The Provider Refusal Rule was proposed by the Bush White House in August and enacted on January 20, the day President Barack Obama took office.
It expanded on a 30-year-old law establishing a "conscience clause" for "health-care professionals who don't want to perform abortions."
Under the rule, workers in health-care settings -- from doctors to janitors -- can refuse to provide services, information or advice to patients on subjects such as contraception, family planning, blood transfusions and even vaccine counseling if they are morally against it.
Sheep, the lot of us.
8 comments:
But angry sheep, my friend.
Thanks for the heads-up on this one. I had my granddaughter all weekend and missed it.
You had your granddaughter all weekend ... I'm very happy for you, my sister. And I'm firmly rebuking my jealously of all those who have granddaughters. Or grandsons. Or both. Nope, I'm not jealous. Not jealous at all.
And if I keep saying that long enough, I may even start to believe it!
Gov't involvement or not...it would seem to me that, if people have moral objections to performing a part of their job, perhaps they are in the wrong profession.
There is nothing stopping those people from choosing not to work at such an establishment that may require them to cross a personal moral boundary. They are not bound to their profession or indentured to their employer but free to work anywhere they choose in whatever profession they find themselves able to manage.
If performing a task is part of their job, they should shut their mouths and do the task...or find other work that consists of duties they are capable of performing.
Grandchildren, without doubt, are an exhausting delight. Not knowing your circumstance, however, or the circumstance of your children, I will refrain from praying this blessing for you. :)

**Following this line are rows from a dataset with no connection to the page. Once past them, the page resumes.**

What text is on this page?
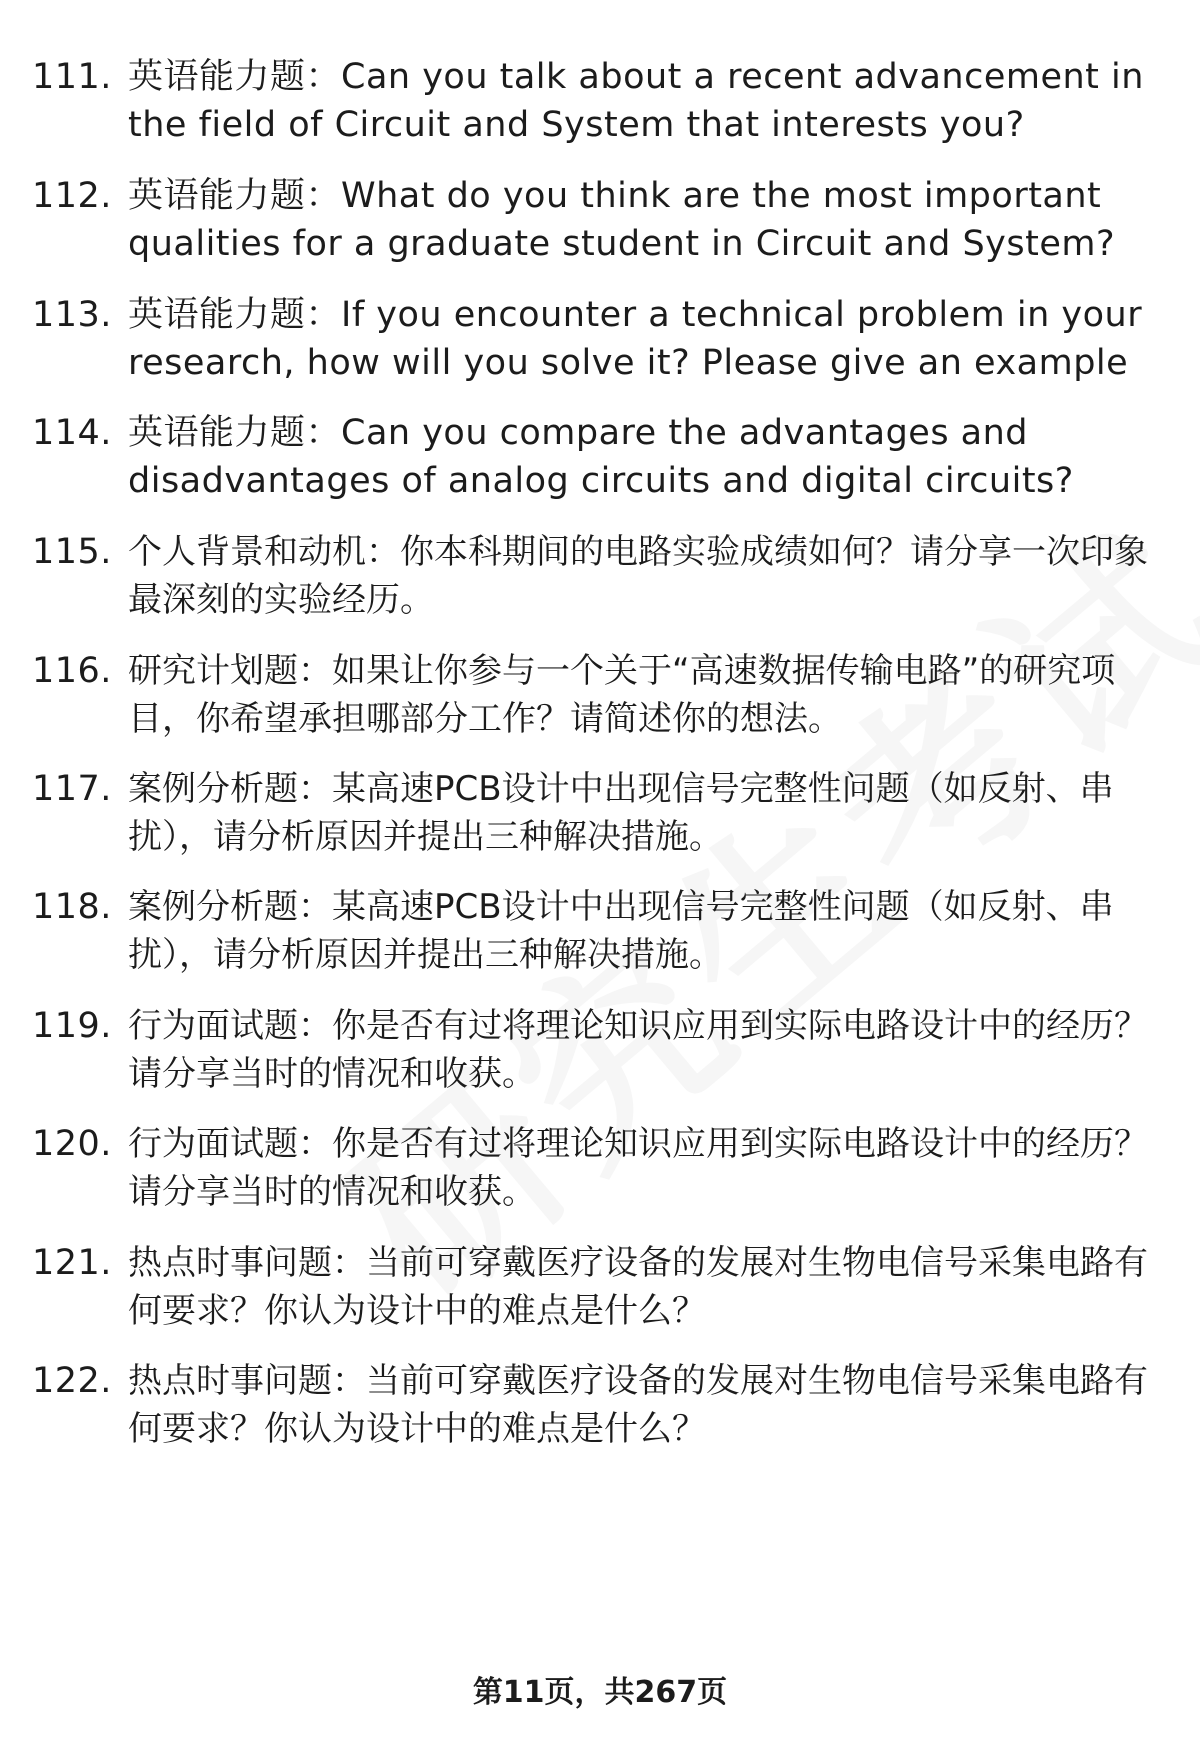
111. 英语能力题：Can you talk about a recent advancement in the field of Circuit and System that interests you?
112. 英语能力题：What do you think are the most important qualities for a graduate student in Circuit and System?
113. 英语能力题：If you encounter a technical problem in your research, how will you solve it? Please give an example
114. 英语能力题：Can you compare the advantages and disadvantages of analog circuits and digital circuits?
115. 个人背景和动机：你本科期间的电路实验成绩如何？请分享一次印象最深刻的实验经历。
116. 研究计划题：如果让你参与一个关于“高速数据传输电路”的研究项目，你希望承担哪部分工作？请简述你的想法。
117. 案例分析题：某高速PCB设计中出现信号完整性问题（如反射、串扰），请分析原因并提出三种解决措施。
118. 案例分析题：某高速PCB设计中出现信号完整性问题（如反射、串扰），请分析原因并提出三种解决措施。
119. 行为面试题：你是否有过将理论知识应用到实际电路设计中的经历？请分享当时的情况和收获。
120. 行为面试题：你是否有过将理论知识应用到实际电路设计中的经历？请分享当时的情况和收获。
121. 热点时事问题：当前可穿戴医疗设备的发展对生物电信号采集电路有何要求？你认为设计中的难点是什么？
122. 热点时事问题：当前可穿戴医疗设备的发展对生物电信号采集电路有何要求？你认为设计中的难点是什么？
第11页，共267页
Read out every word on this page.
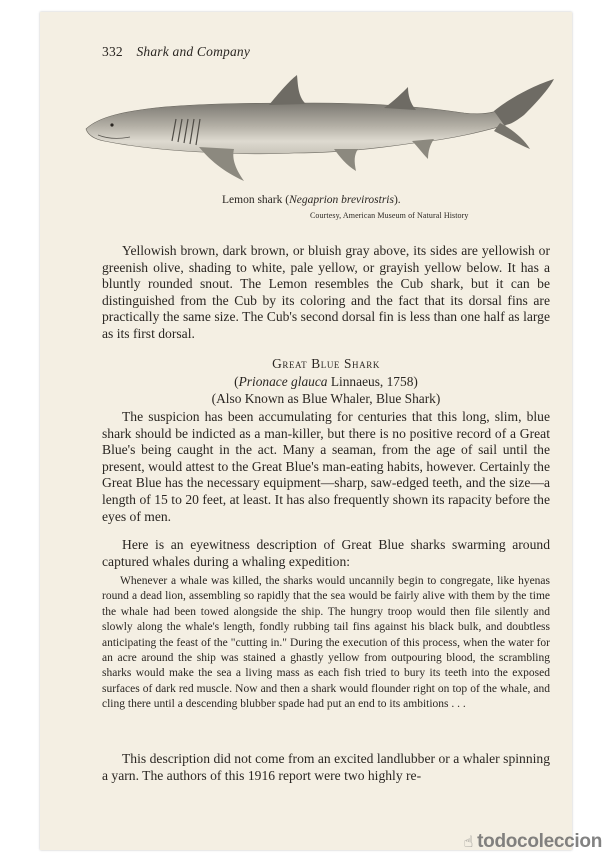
332 Shark and Company
Lemon shark (Negaprion brevirostris).
Courtesy, American Museum of Natural History

Yellowish brown, dark brown, or bluish gray above, its sides are yellowish or greenish olive, shading to white, pale yellow, or grayish yellow below. It has a bluntly rounded snout. The Lemon resembles the Cub shark, but it can be distinguished from the Cub by its coloring and the fact that its dorsal fins are practically the same size. The Cub's second dorsal fin is less than one half as large as its first dorsal.

Great Blue Shark
(Prionace glauca Linnaeus, 1758)
(Also Known as Blue Whaler, Blue Shark)

The suspicion has been accumulating for centuries that this long, slim, blue shark should be indicted as a man-killer, but there is no positive record of a Great Blue's being caught in the act. Many a seaman, from the age of sail until the present, would attest to the Great Blue's man-eating habits, however. Certainly the Great Blue has the necessary equipment—sharp, saw-edged teeth, and the size—a length of 15 to 20 feet, at least. It has also frequently shown its rapacity before the eyes of men.

Here is an eyewitness description of Great Blue sharks swarming around captured whales during a whaling expedition:

Whenever a whale was killed, the sharks would uncannily begin to congregate, like hyenas round a dead lion, assembling so rapidly that the sea would be fairly alive with them by the time the whale had been towed alongside the ship. The hungry troop would then file silently and slowly along the whale's length, fondly rubbing tail fins against his black bulk, and doubtless anticipating the feast of the "cutting in." During the execution of this process, when the water for an acre around the ship was stained a ghastly yellow from outpouring blood, the scrambling sharks would make the sea a living mass as each fish tried to bury its teeth into the exposed surfaces of dark red muscle. Now and then a shark would flounder right on top of the whale, and cling there until a descending blubber spade had put an end to its ambitions . . .

This description did not come from an excited landlubber or a whaler spinning a yarn. The authors of this 1916 report were two highly re-

☝ todocoleccion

The problem, John, is not that people are in the wrong profession. It's that the government is redefining the profession. Until very recently, the Hippocratic Oath, which served as the ethical foundation of "good medical practice and morals" since around 370 BC, contained the following:
"I will not give a lethal drug to anyone if I am asked, nor will I advise such a plan; and similarly I will not give a woman a pessary to cause an abortion."
Hippocrates himself would refuse to be a doctor in our country today.
The government involvement was the point I was trying to get at. Obviously, if I'm running an abortion mill, I don't employ those who won't do that deed. In the same way, if I'm running a Mafia crime family, I don't employ "soldiers" who cavil at doing contract killings, either. Where is the government's excuse for getting involved, unless the government is the employer? (And hang on -- that's coming, I expect.) Is it to ensure the wide availability of abortions? If a woman wants her baby killed, and Dr. Jones won't do it, she can always go down the street to Dr. Mengele, who will, right? And if (as I greatly doubt) it turns out that hardly any doctors will freely do abortions, so that availability is a real problem, well ... doesn't that tell us something, too?
In any case, the point I'm after here is that the Great Irrelevant Constitution doesn't authorize the federalistas to either "grant" or withhold the right to decline to do something morally questionable, just as it doesn't authorize practically any of the myriad activities of our supervisors ... thus underlining the extremely dead condition of said constitution.
Jean, you're right -- neither of my offspring is married, so they certainly do need to hold off the necessary activity, and I speak with tongue firmly planted in cheek. Still, the grandbaby itch does get pretty intense sometimes.
A month or two ago, my wife was indisposed one Sunday morning, and I went to church by myself. It was my week to run the sound board. A young mom (who's the same age as my son) got up with her four-month-old, who was getting restless, and came back my way, and -- long story short -- I was able to temporarily kidnap the boy, who got a fistful of my beard and promptly fell asleep on my shoulder. When mom came around again to claim him, I told her my plan: I figured the kid was at that age where they "spit up" easily. So I thought maybe I'd talk him into barfing on my shirt, and then I'd go home and let my wife smell it, just to make her insane with jealousy. But it didn't work out that way. Next time, maybe.
I think the purpose of the original law was to prohibit discrimination of healthcare providers based on their ethical views. Bush's addendum merely hitched some financial treats to those that complied (another example of his wonderful tendency to tie his moral beliefs to gov't $$)
I agree that the government should not be involved, but I don't think they should have been involved in the first place. It would seem that any repealing to lesser involvement would seem like a better thing, no?
With regard to doctors in their own private practice, they should surely be free to choose what types of service they provide. I also think an employer should have the right to fire an employee, if they cannot do their job.
I think we're substantially in agreement. Those who want to sell service "X" shouldn't be compelled by the government to employ, or continue to employ, those who aren't willing to provide it; neither should there be any government compulsion of any licensed professional to provide service "X."